REPUBLIKA.CO.ID, JAKARTA -- Mantan menteri keuangan Agus Martowardojo menolak bertanggung-jawab soal lolosnya pengajuan uang negara senilai Rp 2,5 triliun untuk jasa pembangunan konstruksi serta fasilitas P3SON di Hambalang.
Kata dia, pengajuan anggaran tahun jamak itu semestinya dapat dibendung, kalau saja disposisi darinya kepada Dirjen Anggaran Anny Ratnawati ditaati.
Disposisi tersebut adalah meminta agar pejabat esselon satu di bawahnya itu, memperhatikan imbauan dari Menkeu tentang proses pengajuan anggaran oleh Kemepora tersebut.
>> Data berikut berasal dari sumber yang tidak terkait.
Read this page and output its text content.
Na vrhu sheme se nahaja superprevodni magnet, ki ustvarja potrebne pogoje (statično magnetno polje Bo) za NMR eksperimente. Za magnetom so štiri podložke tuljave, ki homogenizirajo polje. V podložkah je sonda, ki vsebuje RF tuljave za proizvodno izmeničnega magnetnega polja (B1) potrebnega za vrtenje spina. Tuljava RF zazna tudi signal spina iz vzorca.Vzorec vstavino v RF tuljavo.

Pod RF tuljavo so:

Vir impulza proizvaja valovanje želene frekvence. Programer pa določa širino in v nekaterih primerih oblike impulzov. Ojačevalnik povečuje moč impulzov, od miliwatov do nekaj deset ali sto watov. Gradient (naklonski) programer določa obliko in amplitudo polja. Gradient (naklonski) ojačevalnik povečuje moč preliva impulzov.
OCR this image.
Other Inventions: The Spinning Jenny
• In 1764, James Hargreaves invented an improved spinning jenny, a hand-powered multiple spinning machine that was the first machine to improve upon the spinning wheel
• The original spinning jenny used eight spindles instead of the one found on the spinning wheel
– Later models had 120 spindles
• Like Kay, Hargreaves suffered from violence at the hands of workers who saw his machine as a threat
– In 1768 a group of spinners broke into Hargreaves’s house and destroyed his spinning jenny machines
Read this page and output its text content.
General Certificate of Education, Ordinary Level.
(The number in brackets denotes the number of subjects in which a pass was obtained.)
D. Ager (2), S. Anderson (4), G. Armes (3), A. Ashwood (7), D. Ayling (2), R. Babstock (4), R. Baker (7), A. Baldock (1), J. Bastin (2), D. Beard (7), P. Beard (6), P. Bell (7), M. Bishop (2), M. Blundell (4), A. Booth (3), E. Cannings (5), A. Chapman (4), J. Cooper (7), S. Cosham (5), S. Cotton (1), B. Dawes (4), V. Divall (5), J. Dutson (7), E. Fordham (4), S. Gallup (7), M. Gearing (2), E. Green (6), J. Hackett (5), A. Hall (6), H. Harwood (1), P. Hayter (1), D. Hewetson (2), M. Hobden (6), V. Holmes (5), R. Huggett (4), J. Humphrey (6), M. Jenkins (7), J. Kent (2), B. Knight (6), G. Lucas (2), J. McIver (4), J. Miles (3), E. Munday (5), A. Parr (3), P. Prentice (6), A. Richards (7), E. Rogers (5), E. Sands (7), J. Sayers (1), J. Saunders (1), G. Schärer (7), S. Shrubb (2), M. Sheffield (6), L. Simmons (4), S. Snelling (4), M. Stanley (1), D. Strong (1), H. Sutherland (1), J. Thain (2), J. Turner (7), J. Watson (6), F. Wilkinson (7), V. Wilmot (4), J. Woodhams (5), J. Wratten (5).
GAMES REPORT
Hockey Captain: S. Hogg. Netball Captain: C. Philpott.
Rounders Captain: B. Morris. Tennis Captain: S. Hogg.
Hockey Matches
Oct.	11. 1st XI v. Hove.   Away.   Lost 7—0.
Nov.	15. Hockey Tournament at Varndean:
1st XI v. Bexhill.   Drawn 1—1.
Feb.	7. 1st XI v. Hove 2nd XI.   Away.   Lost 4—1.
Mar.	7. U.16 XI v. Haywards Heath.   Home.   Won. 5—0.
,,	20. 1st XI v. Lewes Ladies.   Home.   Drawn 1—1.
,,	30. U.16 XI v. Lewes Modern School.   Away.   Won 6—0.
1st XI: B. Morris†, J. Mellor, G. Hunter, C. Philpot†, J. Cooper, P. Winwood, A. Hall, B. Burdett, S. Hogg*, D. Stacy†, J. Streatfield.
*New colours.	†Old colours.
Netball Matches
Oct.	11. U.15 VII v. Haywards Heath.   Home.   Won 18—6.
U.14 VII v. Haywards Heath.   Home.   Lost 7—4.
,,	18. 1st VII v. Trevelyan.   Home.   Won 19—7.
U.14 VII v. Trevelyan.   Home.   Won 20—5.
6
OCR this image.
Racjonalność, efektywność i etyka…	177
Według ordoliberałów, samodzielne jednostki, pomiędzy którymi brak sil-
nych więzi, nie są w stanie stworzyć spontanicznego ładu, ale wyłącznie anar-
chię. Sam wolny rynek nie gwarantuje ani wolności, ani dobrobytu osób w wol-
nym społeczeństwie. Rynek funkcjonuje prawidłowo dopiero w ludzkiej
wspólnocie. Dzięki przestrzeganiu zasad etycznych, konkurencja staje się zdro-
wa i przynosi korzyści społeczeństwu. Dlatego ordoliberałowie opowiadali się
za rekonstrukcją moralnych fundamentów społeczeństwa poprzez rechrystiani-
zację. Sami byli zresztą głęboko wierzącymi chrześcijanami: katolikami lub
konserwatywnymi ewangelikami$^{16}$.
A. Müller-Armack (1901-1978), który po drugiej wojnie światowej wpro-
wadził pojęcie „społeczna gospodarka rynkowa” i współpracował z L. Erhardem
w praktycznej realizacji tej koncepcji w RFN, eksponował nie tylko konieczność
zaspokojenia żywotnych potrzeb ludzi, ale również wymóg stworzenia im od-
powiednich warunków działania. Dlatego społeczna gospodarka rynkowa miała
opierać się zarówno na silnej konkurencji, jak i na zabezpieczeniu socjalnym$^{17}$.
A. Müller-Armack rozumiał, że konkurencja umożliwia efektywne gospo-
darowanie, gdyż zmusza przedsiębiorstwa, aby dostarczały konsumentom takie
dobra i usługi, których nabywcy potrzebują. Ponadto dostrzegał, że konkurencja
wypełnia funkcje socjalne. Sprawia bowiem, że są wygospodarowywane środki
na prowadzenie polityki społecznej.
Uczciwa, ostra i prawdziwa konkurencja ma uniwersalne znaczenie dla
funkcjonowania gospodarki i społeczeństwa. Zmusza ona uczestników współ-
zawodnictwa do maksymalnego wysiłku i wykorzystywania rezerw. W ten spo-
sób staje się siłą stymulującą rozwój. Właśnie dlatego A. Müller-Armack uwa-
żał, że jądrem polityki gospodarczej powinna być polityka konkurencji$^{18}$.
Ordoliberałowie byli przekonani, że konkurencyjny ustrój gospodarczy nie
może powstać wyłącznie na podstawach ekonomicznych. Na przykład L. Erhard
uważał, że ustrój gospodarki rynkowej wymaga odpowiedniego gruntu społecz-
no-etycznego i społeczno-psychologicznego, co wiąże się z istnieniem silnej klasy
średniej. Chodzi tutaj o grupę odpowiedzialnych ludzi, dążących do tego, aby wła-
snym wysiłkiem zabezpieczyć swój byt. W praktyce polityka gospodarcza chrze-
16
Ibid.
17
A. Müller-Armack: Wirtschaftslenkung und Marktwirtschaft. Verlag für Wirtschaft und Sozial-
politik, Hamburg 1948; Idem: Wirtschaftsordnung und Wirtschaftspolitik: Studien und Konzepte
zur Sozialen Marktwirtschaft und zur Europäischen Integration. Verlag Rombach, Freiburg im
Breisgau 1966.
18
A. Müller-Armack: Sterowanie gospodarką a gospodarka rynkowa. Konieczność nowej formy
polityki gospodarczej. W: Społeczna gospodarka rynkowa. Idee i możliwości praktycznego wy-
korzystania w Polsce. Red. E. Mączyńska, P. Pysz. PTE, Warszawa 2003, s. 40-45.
"Saya sampaikan, 'selesaikan'. Selesaikan, maksud saya, harus mengacu prosedur dan aturan yang berlaku," ujar Agus, di Pengadilan Negeri Tipikor, Jakarta, Senin (28/4).
Hal tersebut, dikatakan Gubernur Bank Indonesia (BI) ini, saat menjadi saksi dalam persidangan lanjutan perkara korupsi di Hambalang, atas terdakwa, mantan Menpora, Andi Alfian Mallarangeng.
Kehadiran Agus untuk perkara Andi, adalah perdana. Agus pernah jadi saksi perkara sama tetapi atas terpidana, mantan Kepala Biro Keuangan dan Rumah Tangga Kemenpora, Deddy Kusdinar.
Dalam kesaksiannya, Agus menceritakan dirinya sebenarnya tidak tahu menahu tentang pengajuan anggaran tahun jamak oleh Kemenpora. Dia hanya mengetahui tentang adanya nota dinas dari internal Kemenkeu, terkait permintaan perubahan anggaran biasa, menjadi anggaran tahun jamak.
"Semula Rp 125 miliar menjadi Rp 2,5 triliun. Nota itu saya lihat tertanggal 29 November 2009," terang dia.
Nota itu diungkapkan dia, dilanjutkan dengan mempersilahkan Kemenpora menyesuaikan proses pengajuan, sesuai dengan aturan baku. Pengajuan anggaran tahun jamak itu, diterangkan Agus, harus mengikutsertakan persetujuan menteri pemohon dan menteri terkait.
Kata dia, pembanguan P3SON Hambalang, mengharuskan ada persetujuan minimal dua menteri. Satu Andi sebagai Menpora serta Djoko Kirmanto, sebagai Menteri Pembangunan Umum. Tetapi, diceritakan dia, permohonan tahun jamak tersebut tak dilengkapi dengan syarat baku di Kemenkeu itu.
Kata dia, permohonan dari Rp 125 miliar ke Rp 2,5 triliun itu, hanya ditandatangani oleh Sesmenpora Wafid Muharram.
Karena itu, Agus meminta agar proses pengajuan tahun jamak itu diaudit. Meski pun audit tersebut dilakukan setelah adanya indikasi korupsi, tetapi dikatakan dia, audit memang menunjukkan adanya tiga hal kejanggalan.
Agus mengungkapkan, tiga kejanggalan itu antara lain, proses pengajuan anggaran tahun jamak Kemenpora tidak lengkap. Selain hanya ditandatangani oleh Sesmenpora, permohonan itu pun tak melampirkan persetujuan dari Menteri PU sebagai pejabat tekhnis.
Temuan lainnya, permohonan itu pun tak menerangkan rencana anggaran biaya (RAB) dan kerangka kerja.